Metrics for Breakfast

What are the basic food groups for a healthy body? Did you eat your Wheaties today? What are the basic resources for a healthy business? What does your business eat for breakfast? If your business is not getting a balanced diet of key resources and direction, it simply is not going to be strong and healthy.

So what are the key resources for a business? As an MBA student, I learned that the key ingredients for a business were: men, money, machines and markets – the 4 M’s. That was more than 20 years ago and even though that was a simple list, it was easy to remember.  In today’s world, we immediately drop the gender bias and say people instead of “men.” Machines get expanded to include things like: intellectual property, processes and systems. Markets get expanded to include things like: value propositions, market positioning, responsiveness to market dynamics and timing.

Buried in all of this is a need to recognize that metrics are a critical component of success. Everything about how you use and deploy your 4 M’s must be planned, measured, and adjusted on a continuous basis. In fact, that’s at the heart of what management is all about: plan, implement, measure, adjust and then repeat.

Here’s the problem: most small businesses tend to skip as much of the planning, measuring and adjustment as possible. In fact, most technical experts that run a small business are at their best when they are problem solving and implementing – taking care of customers and clients. The rest of the job is often not done or is done in a very minimal way.

Companies that grow and thrive learn that using metrics is the key ingredient to success. Understanding and managing the 4 M’s requires it. Most MBA programs teach that: (1) if you can’t measure it, you can’t manage it, and (2) if you can’t management it, your results will be unpredictable and unreliable. This means it is more likely that you will fail than succeed if you don’t have well defined measurement and management processes. So how do small business owners and managers move down this track? Simply stated, everything about how you plan, implement, measure and adjust must include quantifiable goals and performance measurements. They don’t have to be complex, but they need to be written down, compared to actual results and redone on a regular basis. If you do not follow this measurement and tracking process you are basing your business on instinct. Though instinct may feel right, it does not allow for measured improvement and will hit a limit. Metrics are the basis for management and communication and need to be continually enhanced – which is key to growing a business.
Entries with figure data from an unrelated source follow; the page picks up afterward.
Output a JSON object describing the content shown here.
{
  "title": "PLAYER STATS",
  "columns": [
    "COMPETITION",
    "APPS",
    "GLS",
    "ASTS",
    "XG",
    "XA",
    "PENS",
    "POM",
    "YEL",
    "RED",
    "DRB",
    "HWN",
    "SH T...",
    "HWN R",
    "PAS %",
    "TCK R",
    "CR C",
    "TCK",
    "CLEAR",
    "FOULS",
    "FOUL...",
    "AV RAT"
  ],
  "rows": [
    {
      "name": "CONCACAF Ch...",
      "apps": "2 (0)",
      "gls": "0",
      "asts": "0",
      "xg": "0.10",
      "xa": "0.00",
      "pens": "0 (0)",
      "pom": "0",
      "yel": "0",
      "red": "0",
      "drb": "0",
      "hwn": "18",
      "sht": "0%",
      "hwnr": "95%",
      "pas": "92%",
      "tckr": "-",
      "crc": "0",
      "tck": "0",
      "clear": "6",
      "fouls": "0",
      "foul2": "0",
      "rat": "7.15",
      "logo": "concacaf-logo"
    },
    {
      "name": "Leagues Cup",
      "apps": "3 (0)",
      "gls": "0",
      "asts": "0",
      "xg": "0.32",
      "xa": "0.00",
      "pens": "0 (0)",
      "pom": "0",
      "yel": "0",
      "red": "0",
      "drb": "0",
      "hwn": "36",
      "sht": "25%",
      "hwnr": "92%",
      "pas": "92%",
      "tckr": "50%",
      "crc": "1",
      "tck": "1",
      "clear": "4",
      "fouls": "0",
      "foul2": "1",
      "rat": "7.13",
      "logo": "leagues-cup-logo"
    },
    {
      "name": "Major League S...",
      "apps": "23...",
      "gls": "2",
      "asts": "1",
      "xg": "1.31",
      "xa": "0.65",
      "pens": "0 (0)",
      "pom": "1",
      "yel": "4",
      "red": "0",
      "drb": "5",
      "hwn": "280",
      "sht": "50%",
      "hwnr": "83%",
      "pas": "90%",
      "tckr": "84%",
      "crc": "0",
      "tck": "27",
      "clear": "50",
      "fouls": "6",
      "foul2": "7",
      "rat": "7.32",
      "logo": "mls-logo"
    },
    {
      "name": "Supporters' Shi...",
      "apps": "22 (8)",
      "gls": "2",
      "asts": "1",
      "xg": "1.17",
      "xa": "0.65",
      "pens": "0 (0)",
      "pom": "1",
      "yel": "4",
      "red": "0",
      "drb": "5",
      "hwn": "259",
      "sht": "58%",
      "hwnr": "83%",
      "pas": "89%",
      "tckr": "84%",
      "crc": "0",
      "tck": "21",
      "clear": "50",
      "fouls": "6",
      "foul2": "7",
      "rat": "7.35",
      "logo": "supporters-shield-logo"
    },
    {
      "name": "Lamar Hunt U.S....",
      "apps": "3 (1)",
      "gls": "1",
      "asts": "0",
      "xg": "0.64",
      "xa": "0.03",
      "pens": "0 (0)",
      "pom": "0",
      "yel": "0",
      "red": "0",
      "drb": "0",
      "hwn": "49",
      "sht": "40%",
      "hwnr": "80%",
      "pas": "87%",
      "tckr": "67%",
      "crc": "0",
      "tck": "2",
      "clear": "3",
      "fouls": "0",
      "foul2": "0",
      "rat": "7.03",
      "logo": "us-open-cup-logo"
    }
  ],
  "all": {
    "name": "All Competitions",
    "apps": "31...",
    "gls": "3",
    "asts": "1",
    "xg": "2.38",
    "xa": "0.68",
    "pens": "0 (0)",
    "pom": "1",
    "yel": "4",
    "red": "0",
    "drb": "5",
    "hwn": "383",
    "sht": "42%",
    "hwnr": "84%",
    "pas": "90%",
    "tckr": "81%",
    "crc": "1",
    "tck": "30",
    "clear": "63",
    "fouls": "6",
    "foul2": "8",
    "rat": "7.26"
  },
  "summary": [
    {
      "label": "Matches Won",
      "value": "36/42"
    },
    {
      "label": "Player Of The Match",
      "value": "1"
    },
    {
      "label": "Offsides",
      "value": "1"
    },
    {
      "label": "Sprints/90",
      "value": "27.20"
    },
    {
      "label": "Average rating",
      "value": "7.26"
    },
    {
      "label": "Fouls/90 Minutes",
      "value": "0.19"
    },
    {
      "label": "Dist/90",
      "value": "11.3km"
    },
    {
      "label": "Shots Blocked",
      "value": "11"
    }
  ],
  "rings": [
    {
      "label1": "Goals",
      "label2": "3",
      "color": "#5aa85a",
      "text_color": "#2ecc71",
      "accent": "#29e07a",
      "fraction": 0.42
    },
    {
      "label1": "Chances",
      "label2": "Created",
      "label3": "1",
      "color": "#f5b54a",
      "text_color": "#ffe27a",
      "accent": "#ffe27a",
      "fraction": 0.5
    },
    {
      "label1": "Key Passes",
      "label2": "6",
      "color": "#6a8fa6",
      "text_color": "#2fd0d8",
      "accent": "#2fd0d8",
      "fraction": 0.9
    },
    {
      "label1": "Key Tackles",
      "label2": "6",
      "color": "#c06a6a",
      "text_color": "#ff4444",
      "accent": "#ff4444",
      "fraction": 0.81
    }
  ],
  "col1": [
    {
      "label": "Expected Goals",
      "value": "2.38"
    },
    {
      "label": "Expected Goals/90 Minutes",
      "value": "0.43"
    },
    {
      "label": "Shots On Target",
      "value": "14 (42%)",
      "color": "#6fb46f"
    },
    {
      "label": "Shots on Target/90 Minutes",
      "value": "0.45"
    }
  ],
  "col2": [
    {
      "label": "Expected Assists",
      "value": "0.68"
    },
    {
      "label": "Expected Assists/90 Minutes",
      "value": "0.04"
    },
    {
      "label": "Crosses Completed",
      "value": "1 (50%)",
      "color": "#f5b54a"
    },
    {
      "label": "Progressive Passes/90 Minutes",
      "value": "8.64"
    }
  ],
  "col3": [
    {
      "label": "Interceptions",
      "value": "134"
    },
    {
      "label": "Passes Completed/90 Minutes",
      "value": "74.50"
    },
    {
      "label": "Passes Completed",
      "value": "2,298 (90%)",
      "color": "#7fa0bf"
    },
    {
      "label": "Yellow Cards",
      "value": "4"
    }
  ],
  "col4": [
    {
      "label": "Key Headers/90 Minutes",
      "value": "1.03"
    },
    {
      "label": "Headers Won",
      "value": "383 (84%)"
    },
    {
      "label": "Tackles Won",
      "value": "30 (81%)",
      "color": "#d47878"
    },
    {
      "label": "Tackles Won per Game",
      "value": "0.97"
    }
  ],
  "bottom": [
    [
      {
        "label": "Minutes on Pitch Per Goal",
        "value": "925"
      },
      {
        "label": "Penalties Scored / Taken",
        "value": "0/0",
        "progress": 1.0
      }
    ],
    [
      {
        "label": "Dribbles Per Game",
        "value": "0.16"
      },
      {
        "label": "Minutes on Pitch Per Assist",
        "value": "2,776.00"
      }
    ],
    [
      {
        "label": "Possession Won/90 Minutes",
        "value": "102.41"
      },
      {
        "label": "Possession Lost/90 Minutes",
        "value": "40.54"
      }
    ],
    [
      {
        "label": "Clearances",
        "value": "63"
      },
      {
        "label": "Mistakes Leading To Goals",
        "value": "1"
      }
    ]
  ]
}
Metrics are all about “how many per…”  Metrics are things like: how many billable hours per billable engineer, how many clients per account manager, how much revenue per employee, how many trouble tickets per engineer, how much profit per line of business… and the list goes on. All businesses should have a growing list of metrics that they watch every month. Every metric should have a performance goal and every month management should compare goals to actual performance and ask the questions: where did we miss our goals and what do we need to do to come closer to the goals. And when management has figured out how to hit the targets consistently, the next question becomes: how do I raise the bar? This is what growth is all about.

When performance stops improving and when the bar stops being raised companies become complacent and there is little or no chance that they will grow or be seen as a company of value in the market. Companies that hit and stay at their self-imposed ceiling are often referred to as “life style companies.” That means they are a company where everyone can relax and go with the flow. Though it is easy to be attracted to a more laid back management approach, such businesses are easily swept away when market conditions change – and all because they have not developed the management muscle it takes to be alert to what is happening, they have no ability to see operations with precise metrics, and they have no way to know what “levers” to pull for needed changes in direction.

With that said, let me encourage you to continually expand your library of metrics and develop the disciplines to track and manage your progress every month. When you do, you will find that your business can be much more rewarding and much more responsive to your wishes then you ever imagined.